The audience was given a few minutes to ask questions of the panel and Kim Trent (of Knox Heritage) asked that they discuss the role of historic buildings and historic tax credits in redevelopment. Mark Heinz noted that it is the downtown stock of great old buildings that have brought us this far. He made the point that tourists like the old buildings and that of the redevelopments downtown, there have been ninety in old buildings and there has been one new construction: a parking garage.
Rick Emmit then spoke before the floor was opened to questions for a few minutes again at the end. He mentioned a couple of interesting coming attractions to downtown: Water fountains (a high tech, new kind allowing for water bottles to be filled and dogs to be watered!?!) and public restrooms. I only blogged about that a year and a half ago. He also talked quite a bit about the Jackson Avenue ramp and the Broadway viaduct each of which he said could be undertaken in “2016/2017.” Regarding the Jackson Terminal project he mentioned a brewery and, perhaps, a winery. He also said that a winery was interested in the depots on Depot with plans to have food trucks and wine pairings. Depot as a development area was highly touted.
Various people expressed concerns ranging from the need for more two bedroom homes downtown for families to a concern that the mission district will thwart any development in that area. There is a new Roundtable on Homelessness that was mentioned and the fact that KARM has a new courtyard intended to give the homeless population a place to hang out that is not in the middle of Broadway.
Finally, one other notable comment came from Finbarr Saunders, God love him, who brought up the potential for Broadway/Henley to be a beautiful boulevard, rather than a speedway. Of course, that was discussed thoroughly in this space over two and a half years ago. I wish him the best, but I can’t imagine that’s going to happen. We could get nothing going for it then even though the bridge closure presented the perfect opportunity. Still, I’d join a movement to discuss it again, should one emerge.
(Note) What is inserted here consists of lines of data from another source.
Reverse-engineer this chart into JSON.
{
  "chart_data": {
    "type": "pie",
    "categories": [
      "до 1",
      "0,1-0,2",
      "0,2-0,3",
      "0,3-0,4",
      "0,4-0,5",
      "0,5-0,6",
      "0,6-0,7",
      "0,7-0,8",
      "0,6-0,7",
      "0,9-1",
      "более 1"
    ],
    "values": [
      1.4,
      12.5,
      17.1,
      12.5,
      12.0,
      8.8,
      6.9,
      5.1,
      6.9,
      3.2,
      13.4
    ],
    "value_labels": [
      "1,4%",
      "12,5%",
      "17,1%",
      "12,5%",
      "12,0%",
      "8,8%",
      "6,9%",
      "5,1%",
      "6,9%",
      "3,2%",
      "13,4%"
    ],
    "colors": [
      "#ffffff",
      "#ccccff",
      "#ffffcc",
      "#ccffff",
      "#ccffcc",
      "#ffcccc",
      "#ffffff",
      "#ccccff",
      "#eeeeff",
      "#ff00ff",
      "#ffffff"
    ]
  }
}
My biggest take-away from the evening wasn’t a particular piece of development information or a fact about a coming attraction. It was that two or three hundred people wanted to talk about the city on a Tuesday night. And I have to say they had more questions and comments than the time allotted. I think both the heavy attendance and the number of questions begs for another summit in the not too distant future and I think that one should have the time proportions reversed: 10% presentations from the city and 90% listening to and answering the people gathered.